Block war: High-Rise Review


Cert: 15
Directed by Ben Wheatley
Starring: Tom Hiddleston, Jeremy Irons, Sienna Millar, Luke Evans & Elizabeth Moss

From the off, the prospect of Ben Wheatley, director of the trippy ‘A Field In England’ tackling the work of J. G. Ballard is an enticing prospect. 

Based on Ballards 1975 novel of the same name, it tells the story of the occupants of an alternate semi-dystopian high-rise some time in the 1970’s, the richest, most prosperous occupants living at the top and the poorer tenants at the bottom. All of their modern conveniences provided for, they become increasingly disconnected from the outside world as infrastructure in the block begins to deteriorate, so does their collective sanity and society. 
Wheatley offers his almost trademark jarring imagery right from the get go with a very unorthodox BBQ and not long after, a very graphic autopsy to introduce one of the main characters. He totally has the look of the period set out to a tee, this film exudes that tacky, clinical 70’s decor and fashion perfectly. In places, along side ‘Requiem For A Dream’ composer Clint Mansel’s brilliant score, there is a very Clockwork Orange vibe going on.
The cast is suitably impressive also, Tom Hiddleston, Sienna Millar, Luke Evans & Jeremy Irons all give excellent performances in the principle roles with nice supporting turns from the likes of Elizabeth Moss, Keeley Hawes, Dan Skinner and the ever wonderful Reese Shearsmith.

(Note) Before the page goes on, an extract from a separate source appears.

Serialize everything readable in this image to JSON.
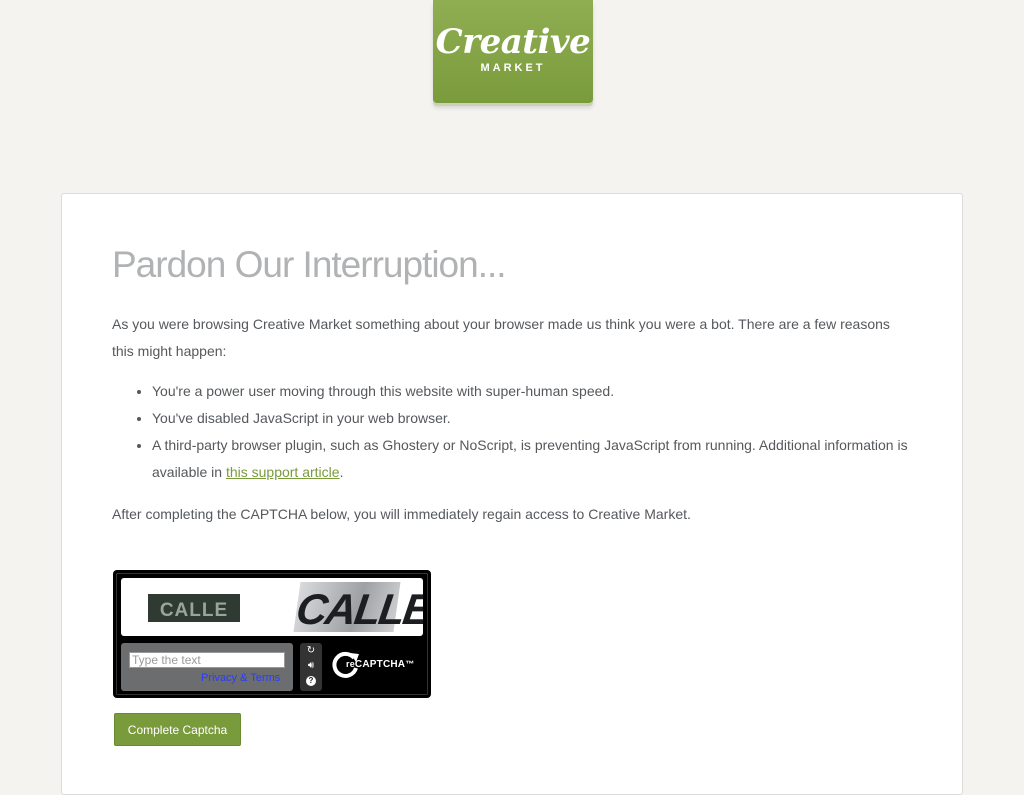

The story is wonderfully handled by the very able Wheatley, establishing the tenants and world inside the high-rise, how they have become increasingly disconnected & disinterested in the outside world and on their homes subsequent disintergration, literally through the buildings failing infrastructure and figuratively through the tensions between the inhabitants of the upper & lower levels as their society begins to crumble around them. The sense of tension and impending dread as these once civil people start to go slowly insane is both disturbing, sometimes darkly comical and in some cases sad, but never dull. It keeps you interested in this world right the way through to the chilling end maybe because it is a world that is not too dissimilar to our own.

High-Rise is available now on DVD & Bluray.